To confirm no interleaving under load, run the pool with thousands of short messages and check the output file has the expected line count with no truncated JSON, for example with wc -l and a JSON-per-line parse pass. A useful stress test is to make each worker emit a record whose message contains its own process identifier and a monotonic counter, then after the run assert that every counter value for every worker appears exactly once and that each parsed line is valid JSON. If any line fails to parse or a counter is missing, a writer other than the listener is still touching the file, which points straight back to an inherited handler in a worker.

Common mistakes

Passing a queue.Queue to workers. A standard-library queue lives in one process's memory and cannot be shared. Workers receive a useless copy and their records vanish. Use multiprocessing.Queue or a manager queue.

Leaving file handlers attached in workers. If a child inherits or re-adds a FileHandler, it writes directly to disk alongside the listener, reintroducing the interleaving you set out to fix. Clear handlers in the worker initializer and attach only a QueueHandler.

Forgetting to stop the listener. Records sit in the queue or the listener's buffer until listener.stop() flushes them. Skipping it on shutdown silently drops the tail of your logs. Always stop the listener in a finally block.

Frequently Asked Questions

Why are my log lines interleaved or corrupted when using a process pool?

Multiple processes each hold their own file descriptor to the same file, and their writes are not coordinated. When two workers flush near-simultaneously the bytes interleave. Route all records through a single QueueListener in one process so exactly one writer touches the file.

Can I share a logging.handlers.QueueHandler queue across processes?

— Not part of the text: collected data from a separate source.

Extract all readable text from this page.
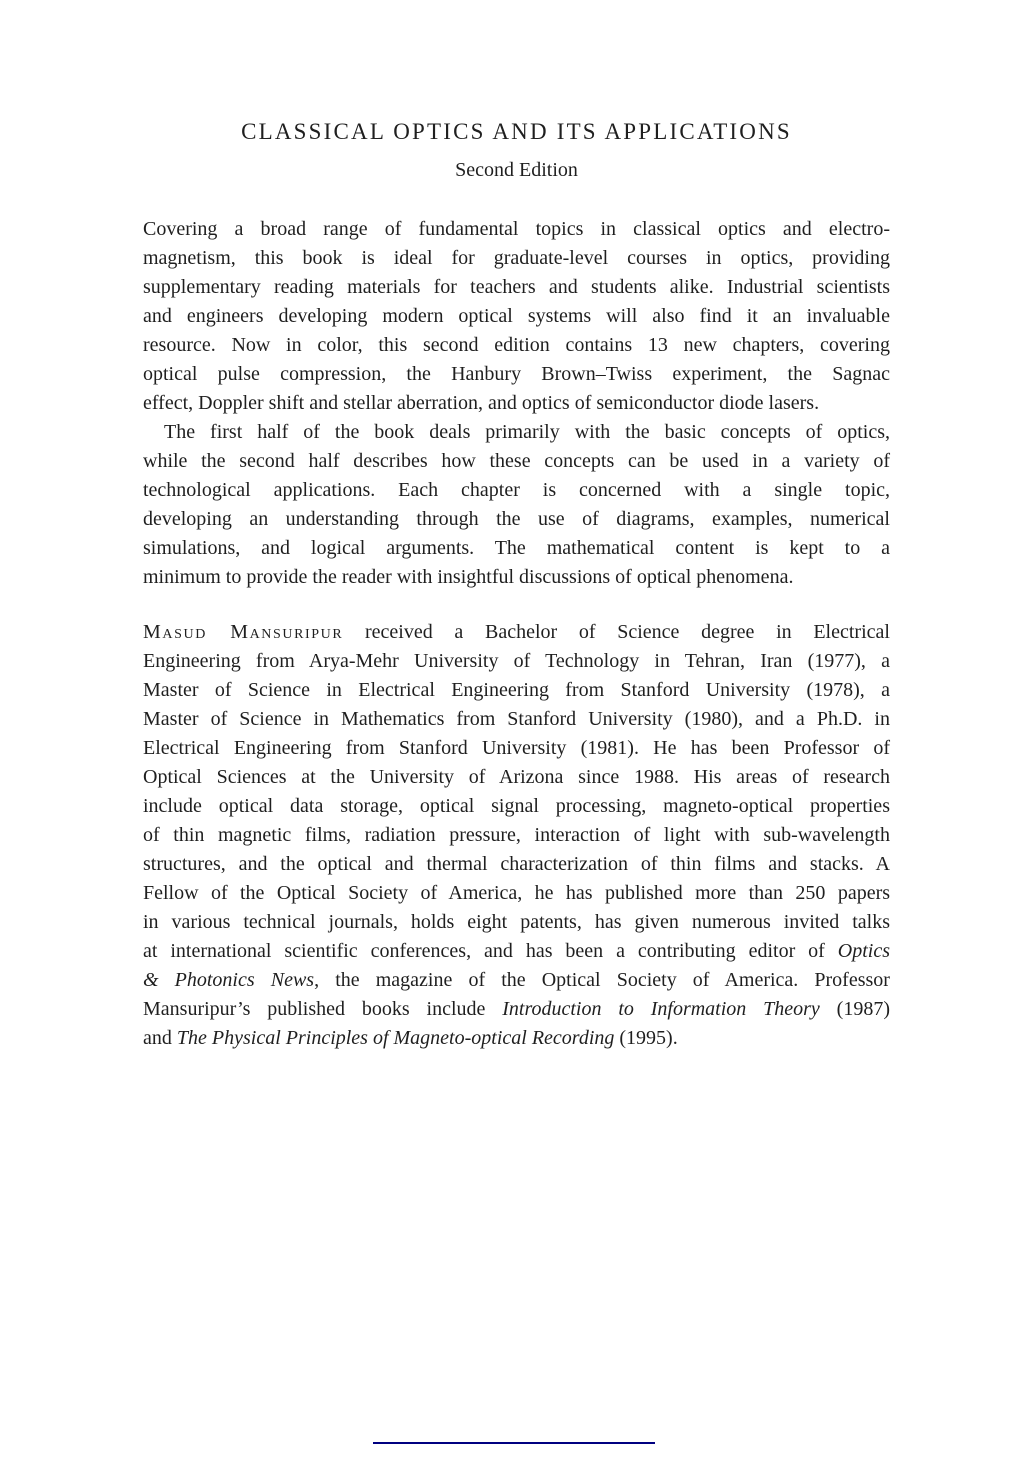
CLASSICAL OPTICS AND ITS APPLICATIONS
Second Edition
Covering a broad range of fundamental topics in classical optics and electro-
magnetism, this book is ideal for graduate-level courses in optics, providing
supplementary reading materials for teachers and students alike. Industrial scientists
and engineers developing modern optical systems will also find it an invaluable
resource. Now in color, this second edition contains 13 new chapters, covering
optical pulse compression, the Hanbury Brown–Twiss experiment, the Sagnac
effect, Doppler shift and stellar aberration, and optics of semiconductor diode lasers.
The first half of the book deals primarily with the basic concepts of optics,
while the second half describes how these concepts can be used in a variety of
technological applications. Each chapter is concerned with a single topic,
developing an understanding through the use of diagrams, examples, numerical
simulations, and logical arguments. The mathematical content is kept to a
minimum to provide the reader with insightful discussions of optical phenomena.
Masud Mansuripur received a Bachelor of Science degree in Electrical
Engineering from Arya-Mehr University of Technology in Tehran, Iran (1977), a
Master of Science in Electrical Engineering from Stanford University (1978), a
Master of Science in Mathematics from Stanford University (1980), and a Ph.D. in
Electrical Engineering from Stanford University (1981). He has been Professor of
Optical Sciences at the University of Arizona since 1988. His areas of research
include optical data storage, optical signal processing, magneto-optical properties
of thin magnetic films, radiation pressure, interaction of light with sub-wavelength
structures, and the optical and thermal characterization of thin films and stacks. A
Fellow of the Optical Society of America, he has published more than 250 papers
in various technical journals, holds eight patents, has given numerous invited talks
at international scientific conferences, and has been a contributing editor of Optics
& Photonics News, the magazine of the Optical Society of America. Professor
Mansuripur’s published books include Introduction to Information Theory (1987)
and The Physical Principles of Magneto-optical Recording (1995).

Not with a standard queue.Queue, which lives in one process's memory. Use a multiprocessing.Queue or a multiprocessing.Manager().Queue, which are picklable and proxied across the process boundary, and pass it to each worker.

Do contextvars propagate to child processes?

No. Context variables are per-process state and are not inherited across a process boundary, and with the spawn start method nothing is inherited automatically. Pass the values you need explicitly as arguments or include them in the log record from the parent.

Is QueueHandler enough on its own to be multiprocessing-safe?

QueueHandler only enqueues records. You also need a QueueListener (or an equivalent consumer) running in a single process that owns the real handlers. The safety comes from having one consumer write to the destination, not from the queue alone.